Yazoo – Bad Connection
Upstairs At Eric’s came out of nowhere. They were an odd combination: synth boffin Vince Clark and would-be soul diva Alison Moyet. It worked brilliantly, with Moyet investing a warmth in Clark’s cold electronic sound. An album later they were done. Clark reappeared a couple of years later with Erasure, Moyet had a couple of successful solo albums before fading from view. This is the loveliest track on Upstairs At Eric’s.

Toto – Rosanna
Stop sniggering at the back. This is Toto in their pomp, Coke Rock at its best. Written about Rosanna Arquette, you know (as you did). These days retro-minded DJs and VJs will dig out “Africa”, which is a decent pop song. “Rosanna” is miles better: the jazzy keyboard, the coke-fuelled guitar solos, the fantastic horns, and a killer chorus. Toto were never good enough to produce a credible Best Of album, but this (as well as “Hold The Line” and “Georgy Porgy”) would make owning a copy worth the slight embarrassment one inevitably would suffer when pals rifle through one’s CD collection.

Crocodile Harris – Give Me The Good News
A South African classic, but a bigger hit in France (where it shifted 650,000 copies) than at home. The Croc didn’t get another hit, but this one will lasts. On constant rotation on Johannesburg’s Radio 5 at the time, the lyrics were interpreted as a veiled criticism of apartheid. Amandla!

  1. Anonymous
    June 25th, 2007 at 21:19 | #1

    I’m sorry, Toto still suck! Dexy’s doing Respect more than exonerates you though!! Thanks for another great posting.

  2. Anonymous
    October 31st, 2014 at 22:51 | #2

    You can find a lot of the nepotistic valley kids still in the studio producing & writing for some poor
    long gone race horses that once held a day old title in the Bill Board charts by passing swagerballs (some imaginary race horse) on the stretch & wining by a horsey puck on the line (hense “hold the line” I paid for it dude) these guys (valley Neps) will fight to the death to hold on to their glory days of corporate 80s rock hits that were taylor made to satisfy some asshole A&R creep or some coked out 80s lawyer that deluded themselves into thinking they were anything more then a fucking nutcake with no talent making musical decisions.

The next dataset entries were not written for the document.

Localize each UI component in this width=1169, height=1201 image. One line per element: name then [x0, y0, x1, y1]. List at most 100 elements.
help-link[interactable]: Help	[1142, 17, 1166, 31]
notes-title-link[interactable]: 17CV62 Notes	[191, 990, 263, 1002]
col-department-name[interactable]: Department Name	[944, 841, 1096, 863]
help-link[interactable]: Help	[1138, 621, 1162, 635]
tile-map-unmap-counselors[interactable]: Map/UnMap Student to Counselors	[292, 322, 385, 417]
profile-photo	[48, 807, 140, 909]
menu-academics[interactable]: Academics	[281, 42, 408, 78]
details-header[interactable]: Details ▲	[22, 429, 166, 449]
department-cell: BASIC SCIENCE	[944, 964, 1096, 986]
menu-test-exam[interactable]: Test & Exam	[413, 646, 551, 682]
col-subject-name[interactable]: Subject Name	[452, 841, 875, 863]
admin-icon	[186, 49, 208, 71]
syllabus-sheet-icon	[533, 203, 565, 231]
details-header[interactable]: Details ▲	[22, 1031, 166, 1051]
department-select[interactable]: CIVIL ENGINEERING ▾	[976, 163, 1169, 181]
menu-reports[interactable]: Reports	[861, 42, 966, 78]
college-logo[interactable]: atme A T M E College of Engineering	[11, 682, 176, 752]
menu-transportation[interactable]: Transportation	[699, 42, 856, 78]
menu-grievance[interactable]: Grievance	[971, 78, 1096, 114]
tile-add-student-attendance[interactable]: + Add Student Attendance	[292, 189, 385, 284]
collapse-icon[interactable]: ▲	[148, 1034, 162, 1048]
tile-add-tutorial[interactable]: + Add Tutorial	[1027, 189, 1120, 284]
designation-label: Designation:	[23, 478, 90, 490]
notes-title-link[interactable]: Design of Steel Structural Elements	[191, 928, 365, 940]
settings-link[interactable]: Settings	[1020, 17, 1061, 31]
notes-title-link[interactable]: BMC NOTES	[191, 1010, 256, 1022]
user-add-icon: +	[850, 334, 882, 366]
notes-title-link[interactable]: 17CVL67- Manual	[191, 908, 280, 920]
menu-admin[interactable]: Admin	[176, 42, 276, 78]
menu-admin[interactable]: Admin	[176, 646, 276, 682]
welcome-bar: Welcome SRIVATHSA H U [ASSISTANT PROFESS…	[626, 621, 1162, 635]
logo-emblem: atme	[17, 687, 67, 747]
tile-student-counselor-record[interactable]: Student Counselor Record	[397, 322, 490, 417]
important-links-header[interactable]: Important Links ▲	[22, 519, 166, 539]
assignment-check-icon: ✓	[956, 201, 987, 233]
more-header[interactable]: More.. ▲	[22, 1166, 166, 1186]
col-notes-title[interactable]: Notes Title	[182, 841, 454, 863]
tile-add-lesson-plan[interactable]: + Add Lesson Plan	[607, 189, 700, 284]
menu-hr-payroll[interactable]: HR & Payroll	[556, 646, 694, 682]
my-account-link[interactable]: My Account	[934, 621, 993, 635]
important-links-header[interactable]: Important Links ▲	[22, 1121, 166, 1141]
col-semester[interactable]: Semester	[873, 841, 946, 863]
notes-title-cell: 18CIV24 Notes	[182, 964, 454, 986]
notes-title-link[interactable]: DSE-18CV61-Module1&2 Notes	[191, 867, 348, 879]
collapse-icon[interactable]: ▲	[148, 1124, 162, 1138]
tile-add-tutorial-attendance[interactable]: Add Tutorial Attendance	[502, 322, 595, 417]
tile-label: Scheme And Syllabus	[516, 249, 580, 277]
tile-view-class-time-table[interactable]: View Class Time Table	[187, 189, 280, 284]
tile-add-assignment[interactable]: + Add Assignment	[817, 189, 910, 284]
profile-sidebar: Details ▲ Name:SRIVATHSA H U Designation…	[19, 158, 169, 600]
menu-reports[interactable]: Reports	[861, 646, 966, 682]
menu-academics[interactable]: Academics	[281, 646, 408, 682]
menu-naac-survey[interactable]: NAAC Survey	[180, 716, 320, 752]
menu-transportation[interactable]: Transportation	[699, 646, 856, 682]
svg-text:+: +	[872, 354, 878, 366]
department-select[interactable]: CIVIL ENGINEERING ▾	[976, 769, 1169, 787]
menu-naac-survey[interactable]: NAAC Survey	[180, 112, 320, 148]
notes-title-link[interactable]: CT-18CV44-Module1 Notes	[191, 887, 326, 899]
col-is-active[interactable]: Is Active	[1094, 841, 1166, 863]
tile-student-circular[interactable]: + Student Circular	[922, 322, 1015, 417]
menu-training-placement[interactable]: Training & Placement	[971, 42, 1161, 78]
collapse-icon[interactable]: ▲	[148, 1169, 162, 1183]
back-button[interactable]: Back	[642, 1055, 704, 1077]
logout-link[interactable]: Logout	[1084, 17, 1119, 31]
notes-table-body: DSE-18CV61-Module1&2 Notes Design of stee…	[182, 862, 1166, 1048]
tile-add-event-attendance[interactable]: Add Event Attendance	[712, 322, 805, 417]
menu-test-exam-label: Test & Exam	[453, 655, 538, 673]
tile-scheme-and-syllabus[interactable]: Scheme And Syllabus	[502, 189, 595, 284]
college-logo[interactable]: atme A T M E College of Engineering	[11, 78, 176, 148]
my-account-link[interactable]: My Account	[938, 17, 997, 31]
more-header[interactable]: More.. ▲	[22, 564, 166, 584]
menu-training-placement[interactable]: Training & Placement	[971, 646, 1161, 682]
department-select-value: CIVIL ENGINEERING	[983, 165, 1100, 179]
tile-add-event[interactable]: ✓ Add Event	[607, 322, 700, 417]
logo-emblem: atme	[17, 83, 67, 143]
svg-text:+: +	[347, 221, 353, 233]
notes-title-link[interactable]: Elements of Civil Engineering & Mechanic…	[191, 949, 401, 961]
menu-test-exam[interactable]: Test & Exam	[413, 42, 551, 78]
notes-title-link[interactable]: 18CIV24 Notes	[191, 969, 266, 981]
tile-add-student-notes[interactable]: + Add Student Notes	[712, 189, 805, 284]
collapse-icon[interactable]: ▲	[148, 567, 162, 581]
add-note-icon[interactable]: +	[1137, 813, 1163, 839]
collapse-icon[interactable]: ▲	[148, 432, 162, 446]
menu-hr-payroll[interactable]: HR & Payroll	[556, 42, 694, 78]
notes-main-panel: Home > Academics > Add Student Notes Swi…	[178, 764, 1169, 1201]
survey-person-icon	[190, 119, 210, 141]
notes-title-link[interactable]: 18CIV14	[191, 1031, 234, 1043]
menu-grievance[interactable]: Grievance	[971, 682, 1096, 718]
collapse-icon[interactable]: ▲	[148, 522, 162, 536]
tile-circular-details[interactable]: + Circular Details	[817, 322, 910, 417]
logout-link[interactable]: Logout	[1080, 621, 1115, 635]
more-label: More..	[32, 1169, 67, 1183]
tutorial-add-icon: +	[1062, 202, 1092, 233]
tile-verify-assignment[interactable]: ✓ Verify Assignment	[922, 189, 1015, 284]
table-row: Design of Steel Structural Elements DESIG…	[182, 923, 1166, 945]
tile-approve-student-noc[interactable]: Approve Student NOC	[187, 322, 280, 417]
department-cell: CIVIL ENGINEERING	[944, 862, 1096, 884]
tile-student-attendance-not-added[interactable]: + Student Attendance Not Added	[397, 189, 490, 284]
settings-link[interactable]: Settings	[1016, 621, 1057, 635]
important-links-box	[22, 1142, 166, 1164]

That’s the kind of vibe I get listening to that stuff (i’m not the only one) I can imagine you’ll find more than one of these poor souls drunk on the beach playing air guitar popping off about how much money they made (at the expense of sucking A&R dick night & day) gathering a crowd (like Betty Davis in “whatever happened to sweet baby Jane”) I’m sorry but when I hear these songs (corporate rock it just makes me want to blow chunks because the real cats & kittens (Hendrix etc) didn’t let those plastic west coast A holes tell them how to create music.